The Senate already has passed the bill. “Our laws need to make it clear that when mistakes are made and lives are at risk, calling 911 is a no brainer,” Merritt said.

The bill was amended in the House to create a commission a study to examine the growing problem of sexual assault of minors. Rep. Christina Hale, D-Indianapolis, authored the amendment and said that one out of every six Hoosier girls are raped or sexually assaulted before graduating high school.

Rep. Linda Lawson, D-Hammond, called that number “very, very high.” She said that’s especially because, in her experience, only 10 percent of sexual assaults are actually reported.

“Until we really deal with the sexual assault issue, we’re not going to have a whole society,” Lawson said.

Emergency first responders would also be allowed to carry and administer drugs that temporarily reverse the effects of a narcotic overdose, allowing the victim to be transported to the emergency room.

The bill also gives courts more discretion to be lenient when sentencing minors who were the subject of the emergency call.

Other provisions in SB 227 urge the creation of a study of violent crime in Indiana. Rep. John Bartlett, D-Indianapolis, said the study is especially needed to confront this growing issue. He said there were eight murders in Marion County alone last Friday.

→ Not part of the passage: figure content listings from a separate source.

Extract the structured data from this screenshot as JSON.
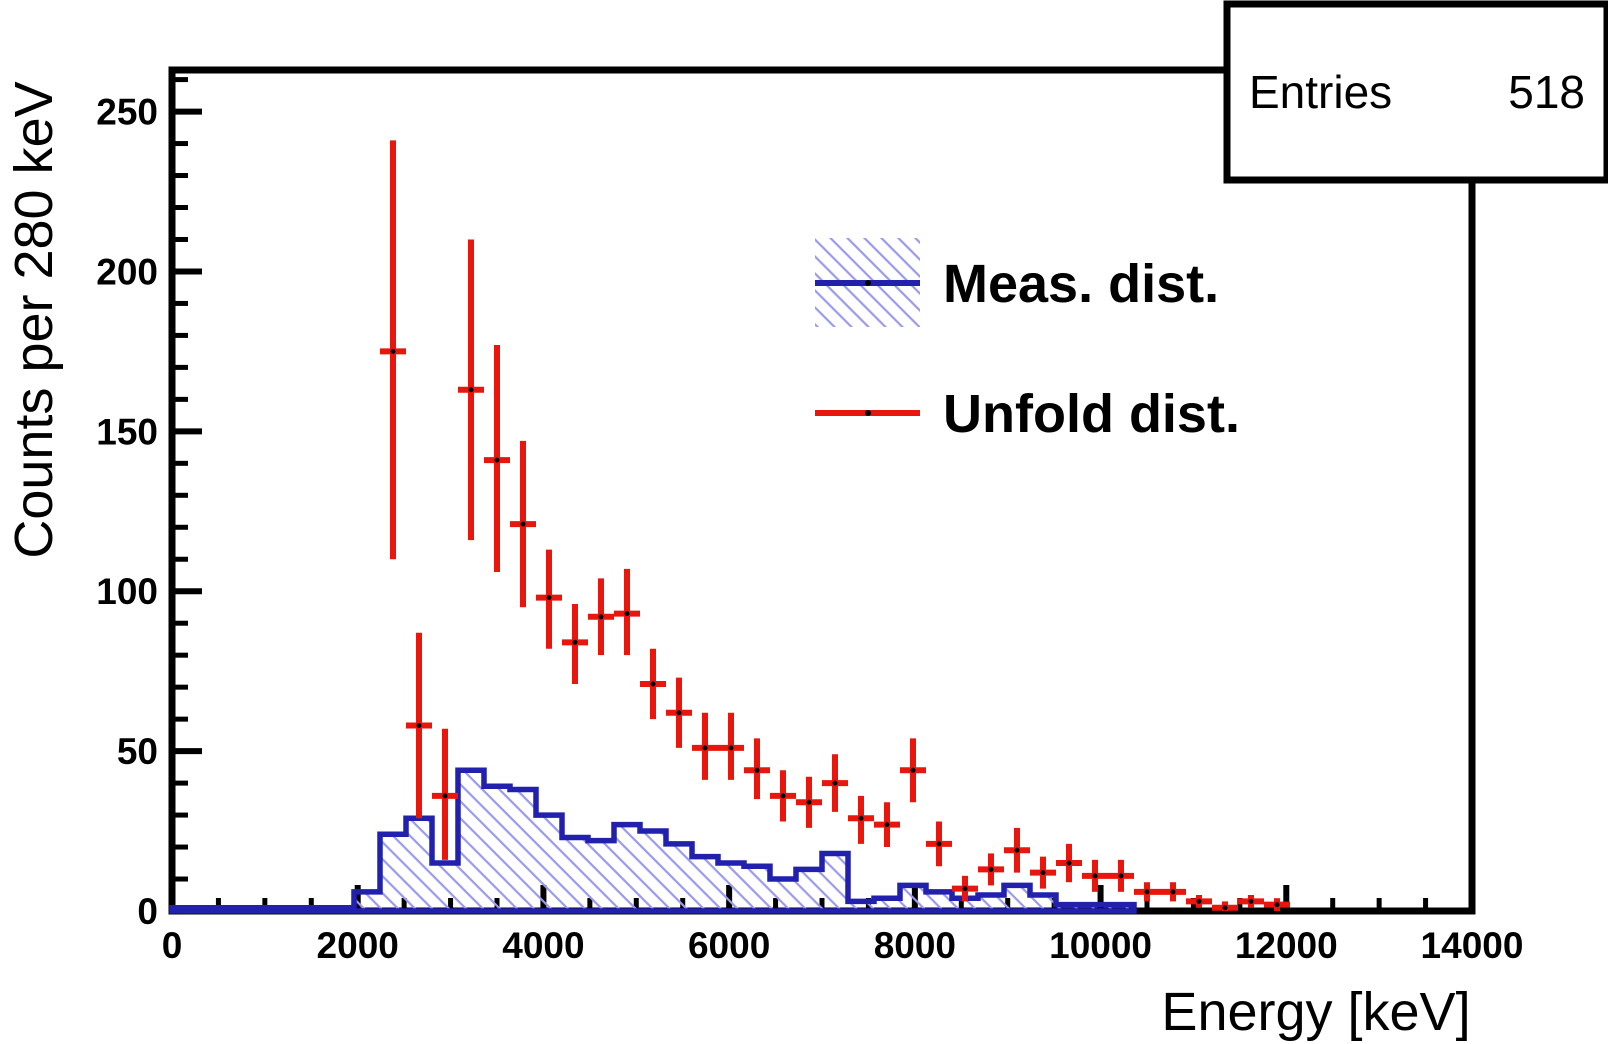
{
  "chart_data": {
    "type": "histogram_with_errorbars",
    "title": "",
    "xlabel": "Energy [keV]",
    "ylabel": "Counts per 280 keV",
    "xlim": [
      0,
      14000
    ],
    "ylim": [
      0,
      263
    ],
    "x_major_ticks": [
      "0",
      "2000",
      "4000",
      "6000",
      "8000",
      "10000",
      "12000",
      "14000"
    ],
    "x_minor_step": 500,
    "y_major_ticks": [
      "0",
      "50",
      "100",
      "150",
      "200",
      "250"
    ],
    "y_minor_step": 10,
    "bin_width": 280,
    "grid": "off",
    "legend_position": "top-right-inside",
    "stats_box": {
      "label": "Entries",
      "value": "518"
    },
    "colors": {
      "hist_line": "#2121ad",
      "hist_hatch": "#9a9af0",
      "errorbar": "#e8160c",
      "marker": "#000000",
      "frame": "#000000"
    },
    "series": [
      {
        "name": "Meas. dist.",
        "type": "step-histogram-hatched",
        "line_color": "#2121ad",
        "hatch_color": "#9a9af0",
        "bin_start": 0,
        "values": [
          1,
          1,
          1,
          1,
          1,
          1,
          1,
          6,
          24,
          29,
          15,
          44,
          39,
          38,
          30,
          23,
          22,
          27,
          25,
          21,
          17,
          15,
          14,
          10,
          13,
          18,
          3,
          4,
          8,
          6,
          4,
          5,
          8,
          5,
          2,
          2,
          2
        ]
      },
      {
        "name": "Unfold dist.",
        "type": "errorbar",
        "color": "#e8160c",
        "marker_color": "#000000",
        "points": [
          [
            2380,
            175,
            65,
            66
          ],
          [
            2660,
            58,
            29,
            29
          ],
          [
            2940,
            36,
            20,
            21
          ],
          [
            3220,
            163,
            47,
            47
          ],
          [
            3500,
            141,
            35,
            36
          ],
          [
            3780,
            121,
            26,
            26
          ],
          [
            4060,
            98,
            16,
            15
          ],
          [
            4340,
            84,
            13,
            12
          ],
          [
            4620,
            92,
            12,
            12
          ],
          [
            4900,
            93,
            13,
            14
          ],
          [
            5180,
            71,
            11,
            11
          ],
          [
            5460,
            62,
            11,
            11
          ],
          [
            5740,
            51,
            10,
            11
          ],
          [
            6020,
            51,
            10,
            11
          ],
          [
            6300,
            44,
            9,
            10
          ],
          [
            6580,
            36,
            8,
            8
          ],
          [
            6860,
            34,
            8,
            8
          ],
          [
            7140,
            40,
            9,
            9
          ],
          [
            7420,
            29,
            8,
            7
          ],
          [
            7700,
            27,
            7,
            7
          ],
          [
            7980,
            44,
            10,
            10
          ],
          [
            8260,
            21,
            7,
            7
          ],
          [
            8540,
            7,
            4,
            4
          ],
          [
            8820,
            13,
            5,
            5
          ],
          [
            9100,
            19,
            7,
            7
          ],
          [
            9380,
            12,
            5,
            5
          ],
          [
            9660,
            15,
            6,
            6
          ],
          [
            9940,
            11,
            5,
            5
          ],
          [
            10220,
            11,
            5,
            5
          ],
          [
            10500,
            6,
            3,
            3
          ],
          [
            10780,
            6,
            3,
            3
          ],
          [
            11060,
            3,
            2,
            2
          ],
          [
            11340,
            1,
            1,
            2
          ],
          [
            11620,
            3,
            2,
            2
          ],
          [
            11900,
            2,
            2,
            2
          ]
        ]
      }
    ]
  }
}
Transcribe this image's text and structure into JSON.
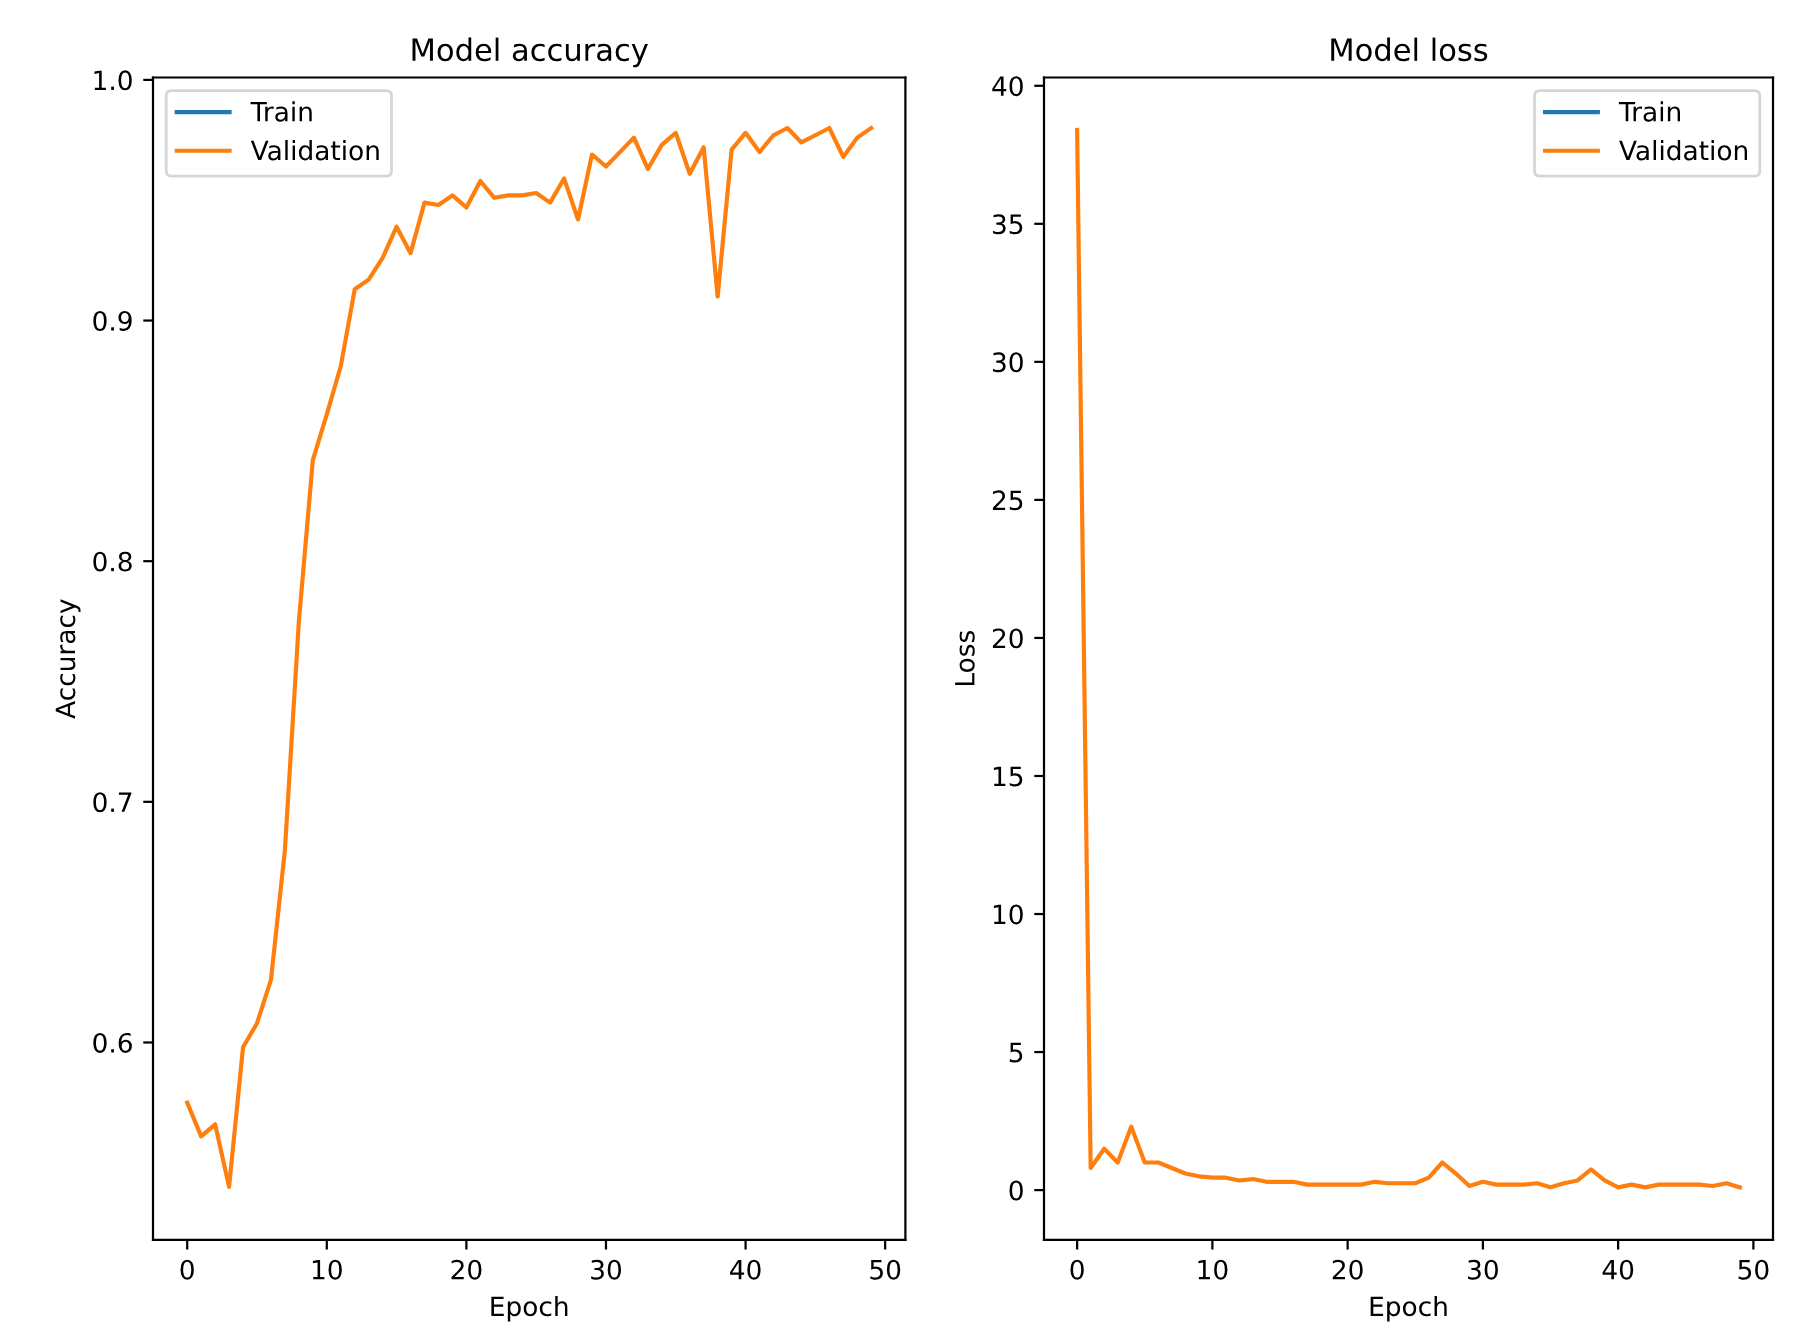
{
  "chart_data": [
    {
      "type": "line",
      "title": "Model accuracy",
      "xlabel": "Epoch",
      "ylabel": "Accuracy",
      "x": [
        0,
        1,
        2,
        3,
        4,
        5,
        6,
        7,
        8,
        9,
        10,
        11,
        12,
        13,
        14,
        15,
        16,
        17,
        18,
        19,
        20,
        21,
        22,
        23,
        24,
        25,
        26,
        27,
        28,
        29,
        30,
        31,
        32,
        33,
        34,
        35,
        36,
        37,
        38,
        39,
        40,
        41,
        42,
        43,
        44,
        45,
        46,
        47,
        48,
        49
      ],
      "series": [
        {
          "name": "Train",
          "color": "#1f77b4",
          "values": [
            null,
            null,
            null,
            null,
            null,
            null,
            null,
            null,
            null,
            null,
            null,
            null,
            null,
            null,
            null,
            null,
            null,
            null,
            null,
            null,
            null,
            null,
            null,
            null,
            null,
            null,
            null,
            null,
            null,
            null,
            null,
            null,
            null,
            null,
            null,
            null,
            null,
            null,
            null,
            null,
            null,
            null,
            null,
            null,
            null,
            null,
            null,
            null,
            null,
            null
          ]
        },
        {
          "name": "Validation",
          "color": "#ff7f0e",
          "values": [
            0.575,
            0.561,
            0.566,
            0.54,
            0.598,
            0.608,
            0.626,
            0.68,
            0.775,
            0.842,
            0.861,
            0.881,
            0.913,
            0.917,
            0.926,
            0.939,
            0.928,
            0.949,
            0.948,
            0.952,
            0.947,
            0.958,
            0.951,
            0.952,
            0.952,
            0.953,
            0.949,
            0.959,
            0.942,
            0.969,
            0.964,
            0.97,
            0.976,
            0.963,
            0.973,
            0.978,
            0.961,
            0.972,
            0.91,
            0.971,
            0.978,
            0.97,
            0.977,
            0.98,
            0.974,
            0.977,
            0.98,
            0.968,
            0.976,
            0.98
          ]
        }
      ],
      "xlim": [
        -2.45,
        51.45
      ],
      "xticks": [
        0,
        10,
        20,
        30,
        40,
        50
      ],
      "ylim": [
        0.518,
        1.001
      ],
      "yticks": [
        0.6,
        0.7,
        0.8,
        0.9,
        {
          "value": 1.0,
          "label": "1.0"
        }
      ],
      "grid": false,
      "legend": "top left",
      "marker": "none",
      "line_style": "solid"
    },
    {
      "type": "line",
      "title": "Model loss",
      "xlabel": "Epoch",
      "ylabel": "Loss",
      "x": [
        0,
        1,
        2,
        3,
        4,
        5,
        6,
        7,
        8,
        9,
        10,
        11,
        12,
        13,
        14,
        15,
        16,
        17,
        18,
        19,
        20,
        21,
        22,
        23,
        24,
        25,
        26,
        27,
        28,
        29,
        30,
        31,
        32,
        33,
        34,
        35,
        36,
        37,
        38,
        39,
        40,
        41,
        42,
        43,
        44,
        45,
        46,
        47,
        48,
        49
      ],
      "series": [
        {
          "name": "Train",
          "color": "#1f77b4",
          "values": [
            null,
            null,
            null,
            null,
            null,
            null,
            null,
            null,
            null,
            null,
            null,
            null,
            null,
            null,
            null,
            null,
            null,
            null,
            null,
            null,
            null,
            null,
            null,
            null,
            null,
            null,
            null,
            null,
            null,
            null,
            null,
            null,
            null,
            null,
            null,
            null,
            null,
            null,
            null,
            null,
            null,
            null,
            null,
            null,
            null,
            null,
            null,
            null,
            null,
            null
          ]
        },
        {
          "name": "Validation",
          "color": "#ff7f0e",
          "values": [
            38.4,
            0.8,
            1.5,
            1.0,
            2.3,
            1.0,
            1.0,
            0.8,
            0.6,
            0.5,
            0.45,
            0.45,
            0.35,
            0.4,
            0.3,
            0.3,
            0.3,
            0.2,
            0.2,
            0.2,
            0.2,
            0.2,
            0.3,
            0.25,
            0.25,
            0.25,
            0.45,
            1.0,
            0.6,
            0.15,
            0.3,
            0.2,
            0.2,
            0.2,
            0.25,
            0.1,
            0.25,
            0.35,
            0.75,
            0.35,
            0.1,
            0.2,
            0.1,
            0.2,
            0.2,
            0.2,
            0.2,
            0.15,
            0.25,
            0.1
          ]
        }
      ],
      "xlim": [
        -2.45,
        51.45
      ],
      "xticks": [
        0,
        10,
        20,
        30,
        40,
        50
      ],
      "ylim": [
        -1.8,
        40.3
      ],
      "yticks": [
        0,
        5,
        10,
        15,
        20,
        25,
        30,
        35,
        40
      ],
      "grid": false,
      "legend": "top right",
      "marker": "none",
      "line_style": "solid"
    }
  ]
}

The bill orders a third study to evaluate sexual violence against children and the impact of new technology – including social media and wireless communications – on crimes against children.

SB 227 now returns to the Senate where House Minority Leader Scott Pelath urged lawmakers to concur with changes made by the House.

John Sittler is a reporter for TheStatehouseFile.com, a news website powered by Franklin College journalism students.